Remzi Uysal – 6 Haziran 2025
Dört gündür bir grupla birlikte bulunduğum Balkanlar’da, çocukluğumdan itibaren kulak verdiğim anıların izini sürüyorum. Babamın 93 Harbi (1877-78) göçmenlerinden, benimse 1912-13 Balkan Harbi’nden kıyımla kurtulup Anavatan’a sığınanların anlattıklarını dinleyerek büyüdüğüm o insanlar, “Bizim eski Urumeli” diye söze başlar, gözleri uzaklara dalarak anlatırlardı.
Ama aslında cümlelerle değil, o cümlelerin içindeki ruhla bize bir şey öğretmek istiyorlardı:
“Vatan” kavramının ne olduğunu…
Belki de asıl muratları buydu.
Dün gece, Kuzey Makedonya’nın güneybatısında, deniz seviyesinden yaklaşık 700 metre yükseklikte yer alan Ohri kentinde konakladık. Bu kültür ve eğitim gezimizde Makedonya, Kosova, Karadağ ve Arnavutluk’u kapsayan dört ülkeyi ziyaret ediyoruz. Şimdilik sadece birkaç kısa not aktarabiliyorum; dönüşte gezi boyunca tuttuğum notları daha kapsamlı olarak yazmayı planlıyorum.
Arnavutluk’un başkenti Tiran’da dikkat çekici bilgiler ve gözlemler edindik. Enver Hoca’nın (1908-1985) Arnavutluk’u 1946-1985 yılları arasında demir yumrukla yönettiği dönemde dinî hayatı tamamen yasakladığı bilinir. Ancak Şkodra şehrinde, bir spor salonuna çevirdiği tek bir kiliseyi –Kutsal Stefan Kilisesi’ni– ve başkent Tiran’da da Ethem Bey Camii’ni yıkmamış. Belki birer “uyarı anıtı” olarak, belki de tarihsel yüklerini korusunlar diye. Ethem Bey Camii’nin hemen karşısında ise Arnavutluk’un ulusal kahramanı İskender Bey’in devasa bir heykeli yer alıyor.

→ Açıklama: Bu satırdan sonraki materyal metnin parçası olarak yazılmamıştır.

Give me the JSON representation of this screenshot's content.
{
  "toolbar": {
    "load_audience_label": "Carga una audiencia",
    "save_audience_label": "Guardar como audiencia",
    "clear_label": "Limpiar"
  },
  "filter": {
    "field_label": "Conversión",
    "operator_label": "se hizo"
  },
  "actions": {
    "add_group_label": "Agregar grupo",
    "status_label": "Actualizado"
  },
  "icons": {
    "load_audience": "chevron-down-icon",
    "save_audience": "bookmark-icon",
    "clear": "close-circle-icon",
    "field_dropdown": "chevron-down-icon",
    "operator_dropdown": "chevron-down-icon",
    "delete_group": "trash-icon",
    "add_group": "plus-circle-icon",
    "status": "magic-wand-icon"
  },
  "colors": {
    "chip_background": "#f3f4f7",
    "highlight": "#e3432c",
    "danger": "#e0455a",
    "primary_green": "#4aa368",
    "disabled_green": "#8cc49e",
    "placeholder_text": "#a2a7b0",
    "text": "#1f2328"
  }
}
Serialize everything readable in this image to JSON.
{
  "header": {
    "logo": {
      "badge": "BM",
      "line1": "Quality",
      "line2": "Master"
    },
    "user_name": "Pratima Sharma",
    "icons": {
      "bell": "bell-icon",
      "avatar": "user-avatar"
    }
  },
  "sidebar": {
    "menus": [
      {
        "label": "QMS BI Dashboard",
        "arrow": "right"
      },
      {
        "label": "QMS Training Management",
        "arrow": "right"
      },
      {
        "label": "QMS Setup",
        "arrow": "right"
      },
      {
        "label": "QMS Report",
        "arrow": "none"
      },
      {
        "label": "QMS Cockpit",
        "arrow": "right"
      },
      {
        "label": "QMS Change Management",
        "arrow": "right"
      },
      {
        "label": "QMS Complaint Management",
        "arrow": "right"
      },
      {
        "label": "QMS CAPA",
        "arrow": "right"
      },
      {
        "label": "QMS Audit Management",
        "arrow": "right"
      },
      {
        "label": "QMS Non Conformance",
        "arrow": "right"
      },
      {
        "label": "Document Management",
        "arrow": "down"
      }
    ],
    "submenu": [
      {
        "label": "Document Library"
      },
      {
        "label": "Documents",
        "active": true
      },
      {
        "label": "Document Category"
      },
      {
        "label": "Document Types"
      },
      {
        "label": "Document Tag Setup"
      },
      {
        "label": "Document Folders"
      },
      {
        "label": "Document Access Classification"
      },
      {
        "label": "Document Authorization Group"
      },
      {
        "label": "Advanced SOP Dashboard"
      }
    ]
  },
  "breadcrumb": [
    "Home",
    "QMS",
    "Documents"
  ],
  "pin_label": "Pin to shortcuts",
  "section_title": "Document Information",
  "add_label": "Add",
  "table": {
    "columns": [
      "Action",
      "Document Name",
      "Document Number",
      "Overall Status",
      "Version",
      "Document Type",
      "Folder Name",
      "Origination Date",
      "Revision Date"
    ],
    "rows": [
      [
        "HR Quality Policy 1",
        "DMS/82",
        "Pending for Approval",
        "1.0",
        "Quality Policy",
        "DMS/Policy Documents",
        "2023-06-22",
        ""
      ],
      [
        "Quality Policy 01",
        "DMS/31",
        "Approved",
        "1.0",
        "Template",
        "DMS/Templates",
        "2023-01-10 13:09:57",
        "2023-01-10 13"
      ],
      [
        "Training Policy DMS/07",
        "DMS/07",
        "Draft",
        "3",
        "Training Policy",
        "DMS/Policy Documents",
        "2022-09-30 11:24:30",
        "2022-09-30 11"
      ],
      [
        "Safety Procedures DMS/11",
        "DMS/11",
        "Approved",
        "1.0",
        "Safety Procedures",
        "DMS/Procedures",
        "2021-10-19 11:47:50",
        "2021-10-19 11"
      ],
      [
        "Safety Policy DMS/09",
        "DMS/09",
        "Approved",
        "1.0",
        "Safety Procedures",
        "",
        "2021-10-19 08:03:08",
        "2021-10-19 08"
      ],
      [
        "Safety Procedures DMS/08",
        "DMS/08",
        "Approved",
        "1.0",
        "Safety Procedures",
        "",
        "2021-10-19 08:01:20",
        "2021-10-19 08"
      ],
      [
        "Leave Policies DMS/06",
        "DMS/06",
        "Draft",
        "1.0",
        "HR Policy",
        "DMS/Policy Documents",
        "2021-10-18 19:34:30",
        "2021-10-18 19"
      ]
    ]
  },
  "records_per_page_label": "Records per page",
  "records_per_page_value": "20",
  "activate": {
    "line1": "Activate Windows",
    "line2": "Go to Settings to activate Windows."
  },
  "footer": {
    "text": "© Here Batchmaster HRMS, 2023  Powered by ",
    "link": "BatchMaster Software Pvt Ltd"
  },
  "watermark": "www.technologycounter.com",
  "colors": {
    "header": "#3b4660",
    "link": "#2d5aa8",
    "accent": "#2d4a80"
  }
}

İskender Bey (1405-1468), Osmanlı sarayında yetiştirilen bir rehin prens olarak askeri eğitim almış, 1423-1443 yılları arasında Osmanlı ordusunda kurmay subay olarak görev yapmıştı. Ancak 1444’te isyan edip dağlara çekildi. Arnavut halkından kurduğu birliklerle tam 24 yıl boyunca Osmanlı kuvvetlerine karşı, iyi bildiği coğrafyada, “vur-kaç” taktikleriyle direniş gösterdi. Fatih Sultan Mehmet’in bile zorlukla başa çıkabildiği bu direnişçi subay, 15. Osmanlı saldırısında, Şkodra Kalesi’nde hem savaş meydanında hem hayata karşı son direnişini vermişti.
Bugün, Arnavut halkı için İskender Bey hâlâ büyük bir kahramandır. Sadece bir asker değil, aynı zamanda ulusal kimliğin sembolü haline gelmiştir.
Şu anda Ohri’deyiz. Göl kenarında, sakin bir akşam geçiriyoruz. Ohri Gölü, 30 km uzunluğunda, 14 km genişliğinde, en derin noktası 288 metre olan ve yaklaşık 1 milyon yıl önce tektonik hareketlerle oluşmuş muhteşem bir doğa harikası. Ertesi gün bavul telaşı olmadan gölde bir tekne turuna çıkacağız. Bu huzurlu atmosferde, gezimizin son günlerine dair gözlemlerimi de toparlamaya çalışacağım.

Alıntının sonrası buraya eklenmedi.